Hamas would not say when the tape was made. But it had boasted for nearly two weeks that Deif would make a public statement, and militants delivered the tape to The Associated Press offices in Gaza City. The group also posted a transcript of his comments on its Web site.
Gideon Meir, an Israeli Foreign Ministry senior official, said Deif's comments threatened to sour the climate of good will that the Gaza pullout created.
"The disengagement opened a prospect of hope for the Palestinian people and Mohammed Deif is trying to spoil the show," Meir said. "His declaration proves again why the Palestinian Authority must fulfill its duty and fight the Hamas, Islamic Jihad and Al Aqsa Martyrs' Brigades."
Separately, President Bush also called on the Palestinians to clamp down on militants after the Gaza pullout.
"The Palestinians must show the world that they will fight terrorism and govern in a peaceful way," Bush said in his weekly radio address Saturday.

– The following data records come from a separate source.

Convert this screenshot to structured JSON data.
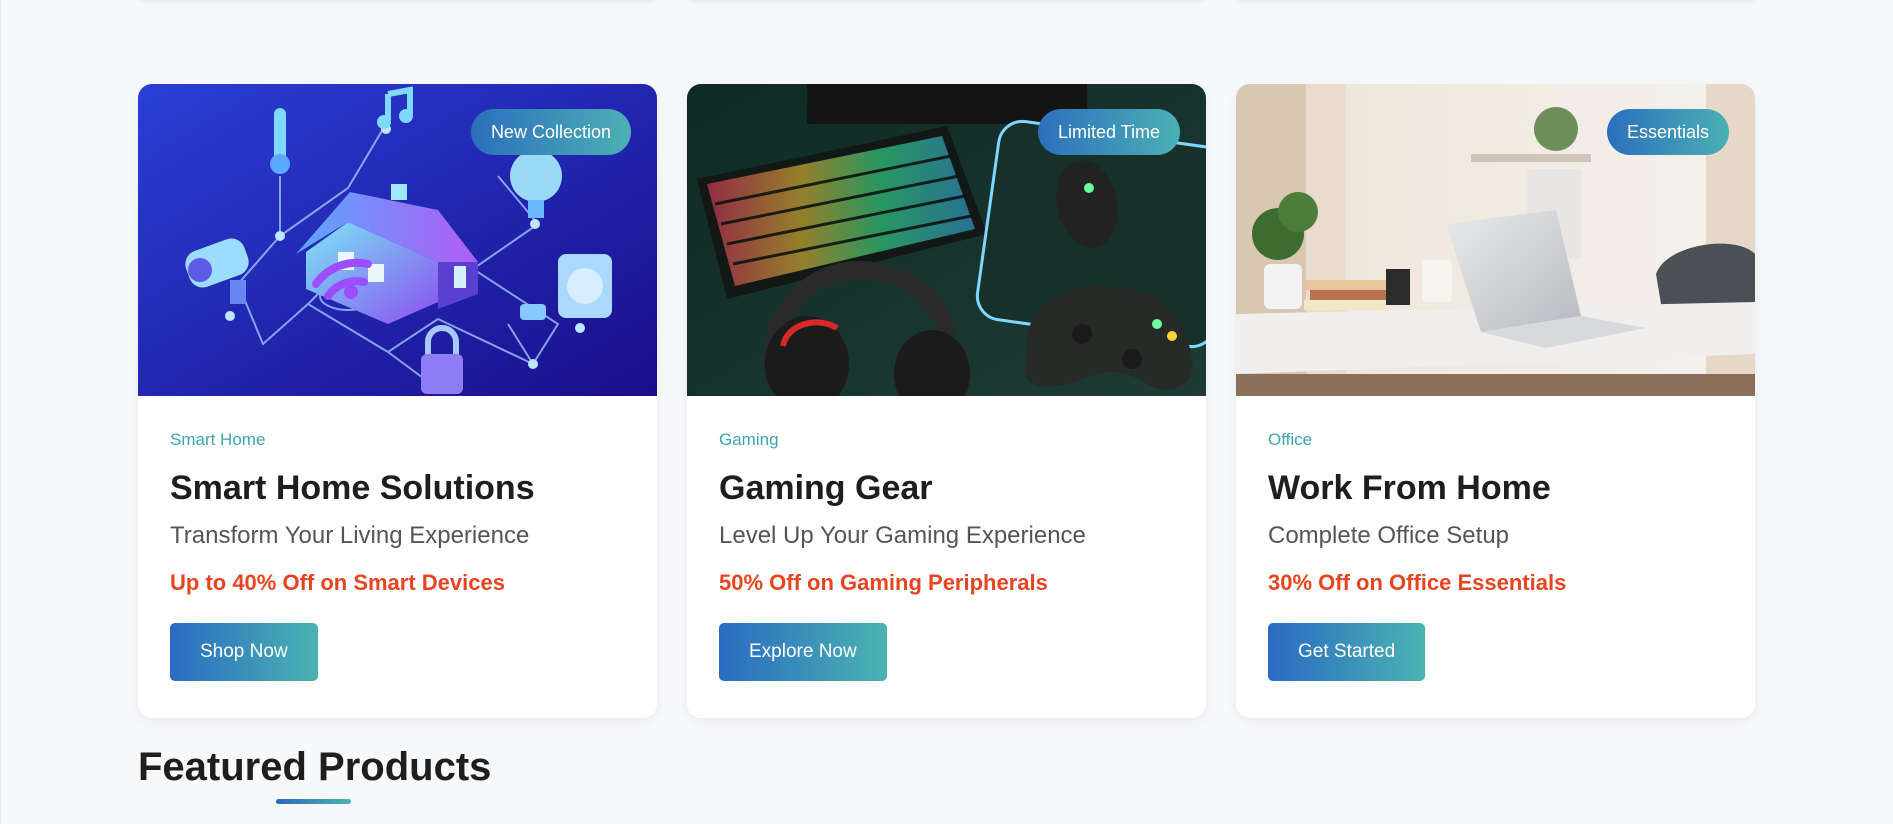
{
  "promo_cards": [
    {
      "badge": "New Collection",
      "category": "Smart Home",
      "title": "Smart Home Solutions",
      "subtitle": "Transform Your Living Experience",
      "offer": "Up to 40% Off on Smart Devices",
      "cta": "Shop Now",
      "image_icon": "smart-home-illustration"
    },
    {
      "badge": "Limited Time",
      "category": "Gaming",
      "title": "Gaming Gear",
      "subtitle": "Level Up Your Gaming Experience",
      "offer": "50% Off on Gaming Peripherals",
      "cta": "Explore Now",
      "image_icon": "gaming-setup-photo"
    },
    {
      "badge": "Essentials",
      "category": "Office",
      "title": "Work From Home",
      "subtitle": "Complete Office Setup",
      "offer": "30% Off on Office Essentials",
      "cta": "Get Started",
      "image_icon": "home-office-photo"
    }
  ],
  "featured": {
    "title": "Featured Products"
  },
  "colors": {
    "accent_start": "#2a6bc2",
    "accent_end": "#4bb3b2",
    "category_text": "#3ca6b0",
    "offer_text": "#e8441f",
    "page_background": "#f7f8fa"
  }
}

Tawfiq Abu Khoussa, a spokesman for the Palestinian Interior Ministry, which oversees security in Palestinian-controlled areas, said Hamas remains committed to a cease-fire Israel and the Palestinians declared in February.
"It wasn't secret that a Hamas military wing in Gaza exists, and Mohammed Deif is still alive," he said. "All Palestinian factions are committed to the truce, including Hamas, and we see nothing new in Hamas' position toward the truce."

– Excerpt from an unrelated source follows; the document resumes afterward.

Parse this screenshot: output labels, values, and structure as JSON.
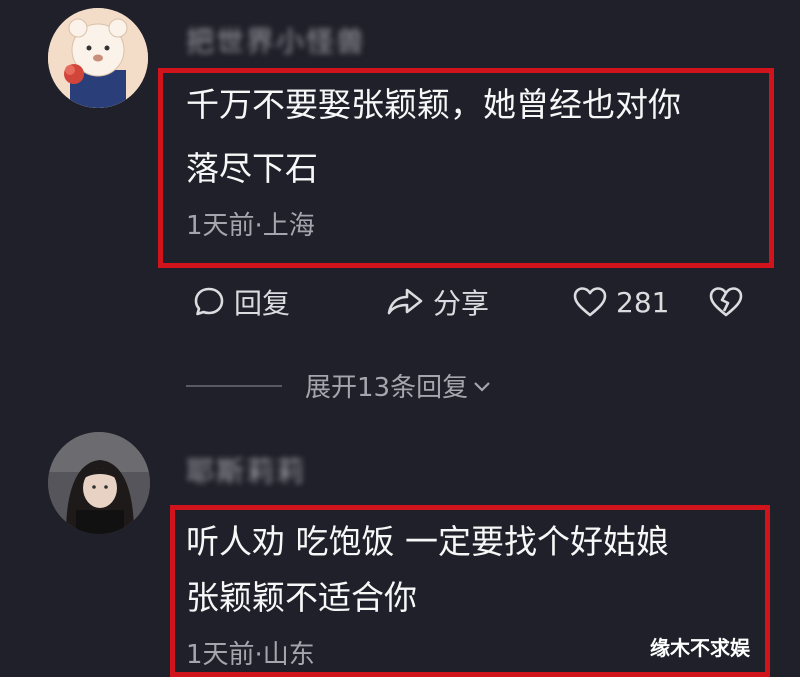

Hamas has scaled back its attacks since the truce declaration, but Israel says the group is using the lull to rearm. Israel has said any resumption of peace talks would depend on Palestinian leader Mahmoud Abbas' disarming Hamas and other militant groups.
Deif's comments on continuing the armed struggle echoed those made by Hamas leader Mahmoud Zahar shortly after the Gaza pullout began. Zahar credited the resistance with driving Israel out of Gaza and said the armed struggle now must move to the West Bank.
Although Israeli Prime Minister Ariel Sharon has hinted he would be willing to dismantle small, isolated Jewish settlements in the West Bank, he has made it clear that he sees the Gaza pullout as solidifying Israel's grip on major West Bank settlement blocs, where most Jewish settlers live.
With Palestinian parliamentary elections nearing, the Deif videotape also was Hamas' latest salvo in a power struggle between militants and the Palestinian government over who should receive credit for the Gaza withdrawal.
Hamas claims that years of suicide bombings and rocket attacks drove the Israelis out. Abbas, a vocal critic of violence who aspires to renewing peace talks with Israel, has tried to shore up his standing with promises he can improve life in Gaza after the withdrawal.
In an open challenge to Abbas, Deif rejected calls to disarm, though he said differences between Palestinian groups should be resolved through peaceful dialogue.
"We warn against touching these weapons, and want to keep them as an effective element to liberate the rest of our homeland," he said. "We want to use dialogue to solve any differences in order to protect our Palestinian blood and our national achievement."